What IS Mary's Message?


Some of you saw this poster when you came to Mom's memorial service or visited with us prior.  These were the exact words we found in the folder with her plans and wishes; her message to family and friends.
Death is part of living - 
Living with Jesus in my life each day
Then when God says so,
I'm ready to take His hand and go with Him
to heaven to live there forever.
When you hear that I'm dead,
know that I'm more alive than ever before.
I'll have a new body with new feet, spine and lungs.
So don't be sad,
but rejoice!
I've made it home to be with Jesus!
Forever! With NO MORE PAIN!

There are elements of this message I'm still processing, like the first part.  How can death be part of living?  Is this the living we do with memories of death and those we sorely miss? How can dying be a part of living with Jesus? Did Mom have to die to the desire to be pain-free and trust Jesus with the pain? Did the Prince of Peace have more room available in her for Himself as she "died" to her own expectations and desires?   Is this where her peace came from? 

With it being the Christmas season, I'm now wondering if Mary the mother of Jesus could have said similar words at the end of her life?  We are told she pondered everything that happened in her heart, probably going over the facts of Jesus' miraculous conception and birth to connect with his adult choices and destiny. Was there emotional pain connected with being the mother of Jesus? 

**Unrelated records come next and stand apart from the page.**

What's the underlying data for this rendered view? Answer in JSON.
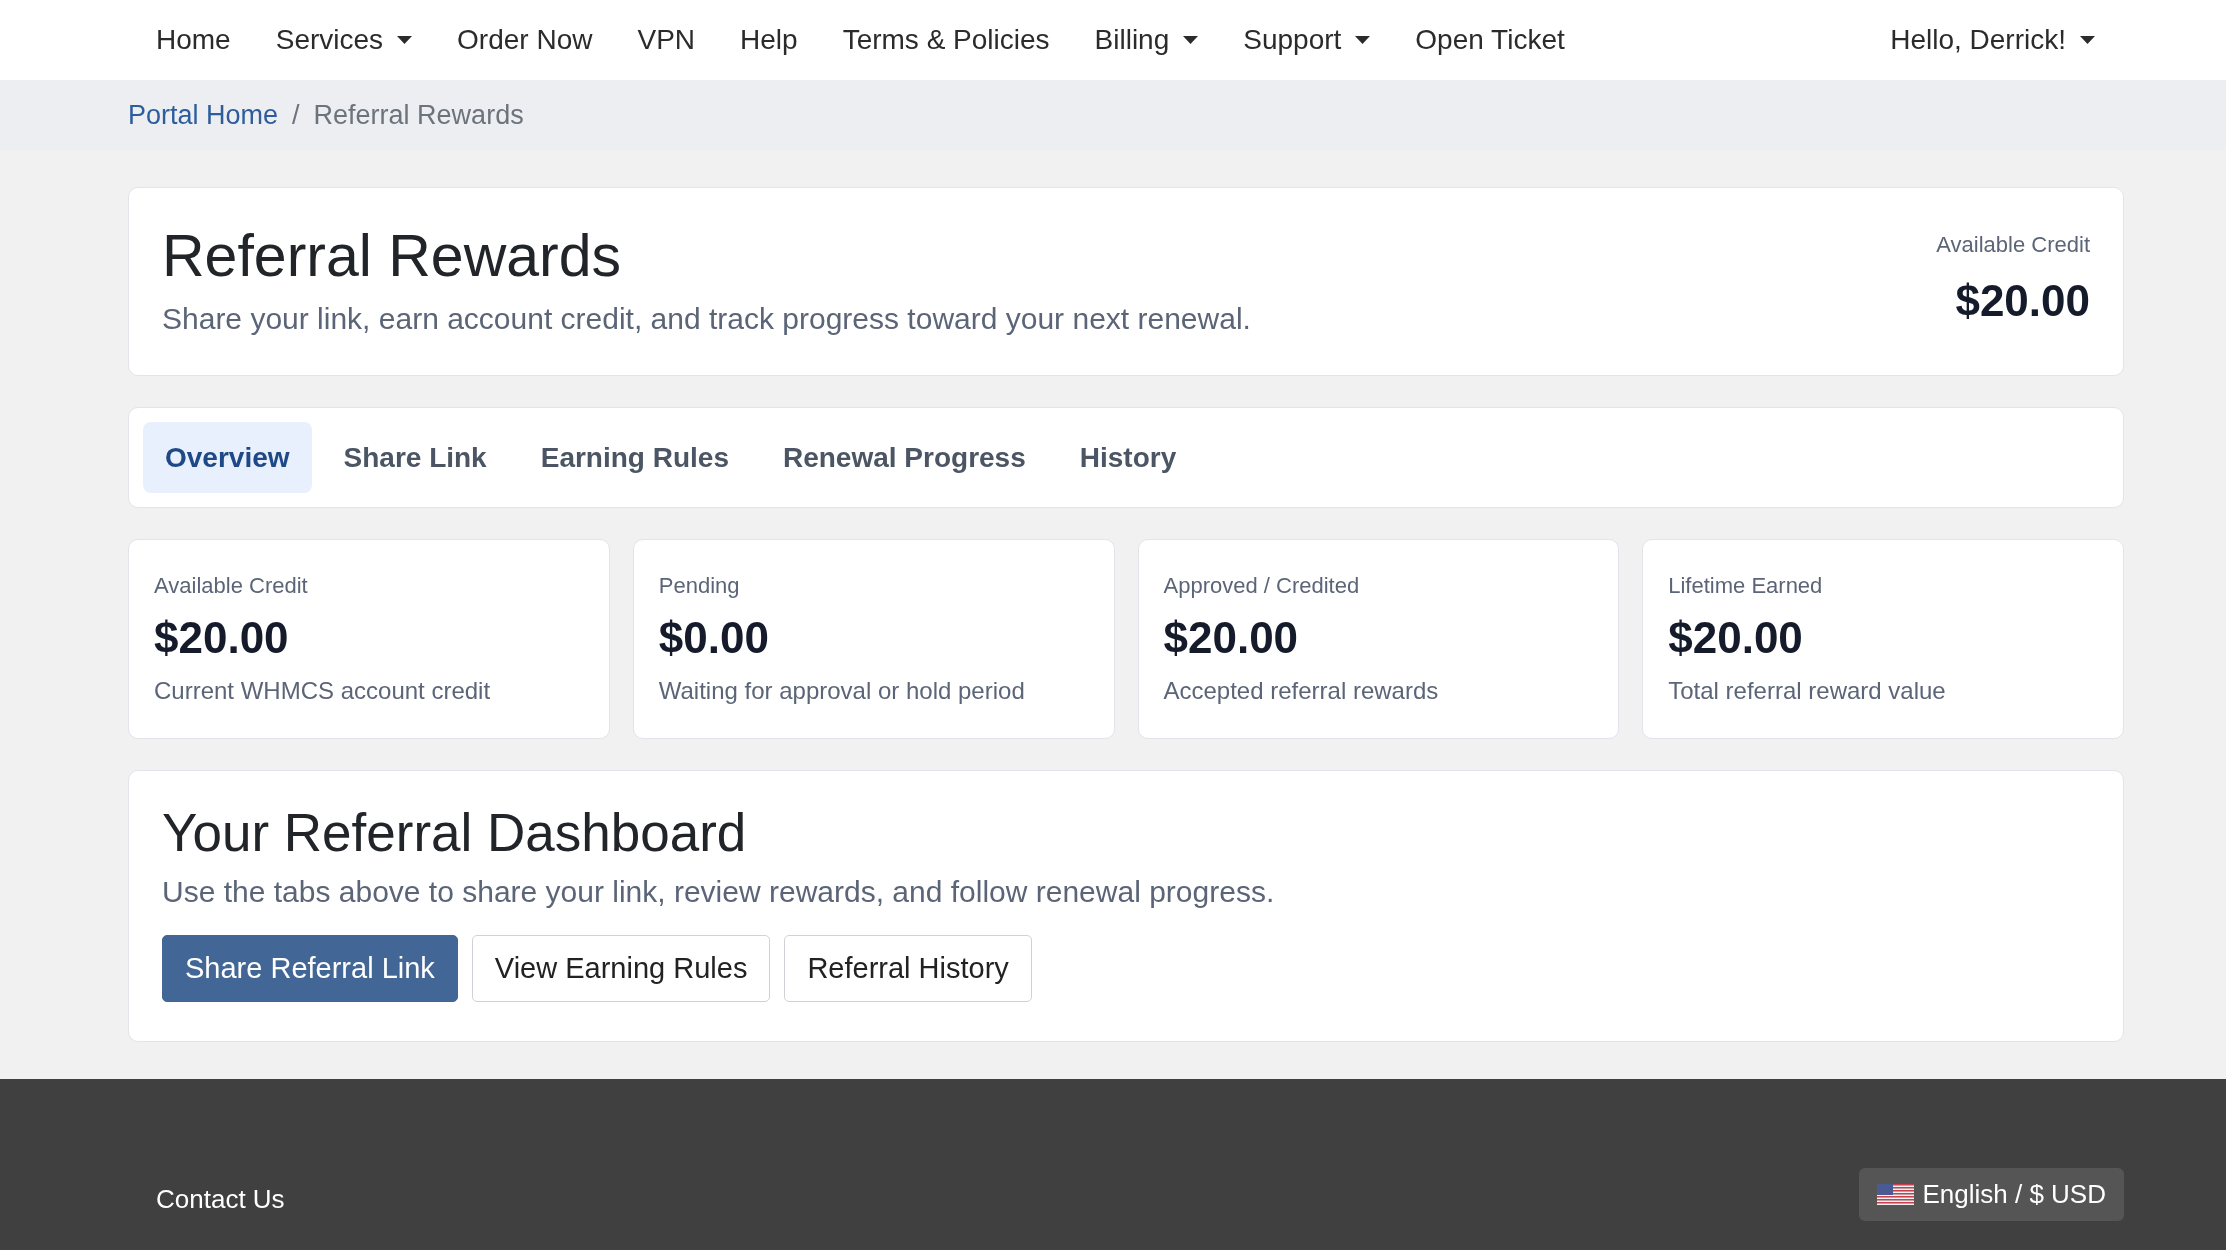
{
  "nav": {
    "items": [
      {
        "label": "Home",
        "dropdown": false
      },
      {
        "label": "Services",
        "dropdown": true
      },
      {
        "label": "Order Now",
        "dropdown": false
      },
      {
        "label": "VPN",
        "dropdown": false
      },
      {
        "label": "Help",
        "dropdown": false
      },
      {
        "label": "Terms & Policies",
        "dropdown": false
      },
      {
        "label": "Billing",
        "dropdown": true
      },
      {
        "label": "Support",
        "dropdown": true
      },
      {
        "label": "Open Ticket",
        "dropdown": false
      }
    ],
    "user_menu": {
      "label": "Hello, Derrick!",
      "dropdown": true
    }
  },
  "breadcrumb": {
    "separator": "/",
    "items": [
      {
        "label": "Portal Home",
        "kind": "link"
      },
      {
        "label": "Referral Rewards",
        "kind": "current"
      }
    ]
  },
  "header": {
    "title": "Referral Rewards",
    "subtitle": "Share your link, earn account credit, and track progress toward your next renewal.",
    "credit_label": "Available Credit",
    "credit_value": "$20.00"
  },
  "tabs": [
    {
      "label": "Overview",
      "selected": true
    },
    {
      "label": "Share Link",
      "selected": false
    },
    {
      "label": "Earning Rules",
      "selected": false
    },
    {
      "label": "Renewal Progress",
      "selected": false
    },
    {
      "label": "History",
      "selected": false
    }
  ],
  "stats": [
    {
      "label": "Available Credit",
      "value": "$20.00",
      "note": "Current WHMCS account credit"
    },
    {
      "label": "Pending",
      "value": "$0.00",
      "note": "Waiting for approval or hold period"
    },
    {
      "label": "Approved / Credited",
      "value": "$20.00",
      "note": "Accepted referral rewards"
    },
    {
      "label": "Lifetime Earned",
      "value": "$20.00",
      "note": "Total referral reward value"
    }
  ],
  "dashboard": {
    "title": "Your Referral Dashboard",
    "text": "Use the tabs above to share your link, review rewards, and follow renewal progress.",
    "buttons": [
      {
        "label": "Share Referral Link",
        "kind": "primary"
      },
      {
        "label": "View Earning Rules",
        "kind": "outline"
      },
      {
        "label": "Referral History",
        "kind": "outline"
      }
    ]
  },
  "footer": {
    "link": "Contact Us",
    "language": "English / $ USD"
  }
}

Did Mary the mother of Jesus have to die to her own expectations and dreams for her oldest son? Did she have to let go of expectations for Jesus to support her as a young widow and release him for ministry? How did she live with the memories of witnessing such a brutal death?  How did she process the experience of then seeing her son alive after three days? Would Mary have had the hope of being reunited with Jesus at the time of her own passing?  Just wondering if she could have said similar words to her family and friends.

The Virgin Mary surrendered to God's plans, even when others would misunderstand her unplanned pregnancy.......  My Mom surrendered to her physical limitations, accepting the daily choice of what to focus on when in pain.......I surrender when I let go of too high expectations, especially those I place upon myself.

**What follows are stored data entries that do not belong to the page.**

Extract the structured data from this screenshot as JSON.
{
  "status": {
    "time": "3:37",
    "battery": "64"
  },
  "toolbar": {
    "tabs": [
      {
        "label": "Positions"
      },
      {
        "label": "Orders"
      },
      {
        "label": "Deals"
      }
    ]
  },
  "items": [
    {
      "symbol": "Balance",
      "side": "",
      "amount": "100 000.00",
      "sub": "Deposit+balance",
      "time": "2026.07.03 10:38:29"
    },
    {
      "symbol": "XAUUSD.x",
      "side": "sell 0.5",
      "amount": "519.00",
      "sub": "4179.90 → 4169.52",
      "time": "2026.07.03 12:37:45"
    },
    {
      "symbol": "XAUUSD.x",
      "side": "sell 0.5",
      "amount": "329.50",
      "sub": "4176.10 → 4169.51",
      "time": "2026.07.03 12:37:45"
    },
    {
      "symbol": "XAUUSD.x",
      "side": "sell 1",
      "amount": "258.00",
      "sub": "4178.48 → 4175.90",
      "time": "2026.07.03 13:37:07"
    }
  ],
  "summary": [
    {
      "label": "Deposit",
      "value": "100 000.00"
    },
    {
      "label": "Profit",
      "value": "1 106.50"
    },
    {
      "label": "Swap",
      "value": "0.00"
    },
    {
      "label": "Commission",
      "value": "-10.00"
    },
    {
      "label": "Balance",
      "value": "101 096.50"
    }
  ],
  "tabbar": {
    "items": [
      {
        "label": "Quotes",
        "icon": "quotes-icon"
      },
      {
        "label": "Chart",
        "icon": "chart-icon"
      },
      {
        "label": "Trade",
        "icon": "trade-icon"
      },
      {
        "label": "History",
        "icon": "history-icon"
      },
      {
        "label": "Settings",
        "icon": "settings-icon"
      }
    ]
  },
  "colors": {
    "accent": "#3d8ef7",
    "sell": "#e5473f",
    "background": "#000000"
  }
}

Mary followed her instinct to spend time with cousin Elizabeth, receiving encouragement and knowledge about having a baby.......My Mom followed her instinct to reach out to anyone hurting, walking with them in friendship as a way to encourage and teach......I'm glad I followed my gut instinct to book time off work, receiving information and love from my sister that I needed before saying good-bye to Mom.

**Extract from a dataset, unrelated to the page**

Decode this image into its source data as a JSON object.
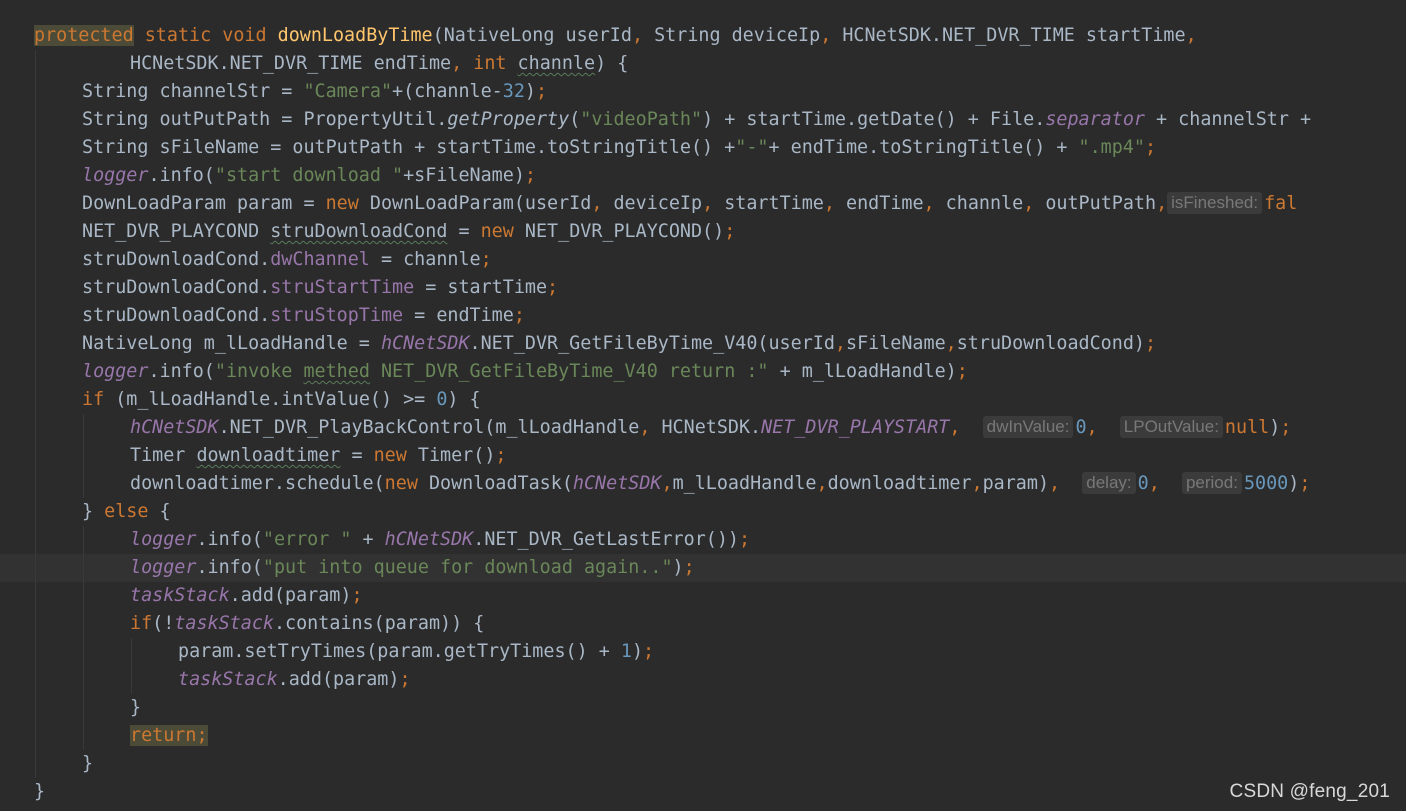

Mary experienced the amazement of seeing the touch of God working through the words and actions of their shared son Jesus........My Mom was continually telling stories of "God Sightings" as she called them, sharing the wonder of God showing up in the ordinary........All November long I kept seeing pieces fitting together in a way that only God could have been a part of, confirming that we were all being loved on this journey.

Mary had the struggle of letting Jesus go do the work of his Heavenly Father, even as a homeless person........My Mom had to let go of controlling us as her children, allowing us to learn through our choices and develop our own inner strength.......I have to let go of the need to see and understand end results before starting into something new.

Mary had to suffer pain and loss as she witnessed the abuse and death of her beloved son Jesus.........My Mom had to witness the struggles of her own mother who showed symptoms of the same disease and had the added suffering in her last days of broken bones.......I had to witness Mom's struggle to breath that resulted from the end stages of pulmonary fibrosis leading to death.

Mary was filled with joy to know that God was using her to birth His son, even if she couldn't understand the big picture till later.......My Mom was filled with peace and joy sensing God's presence with her even during her last days of struggle, seeing Him bring the family together......I have the peace that comes from knowing God is giving me strength and courage to walk each new day with its challenges.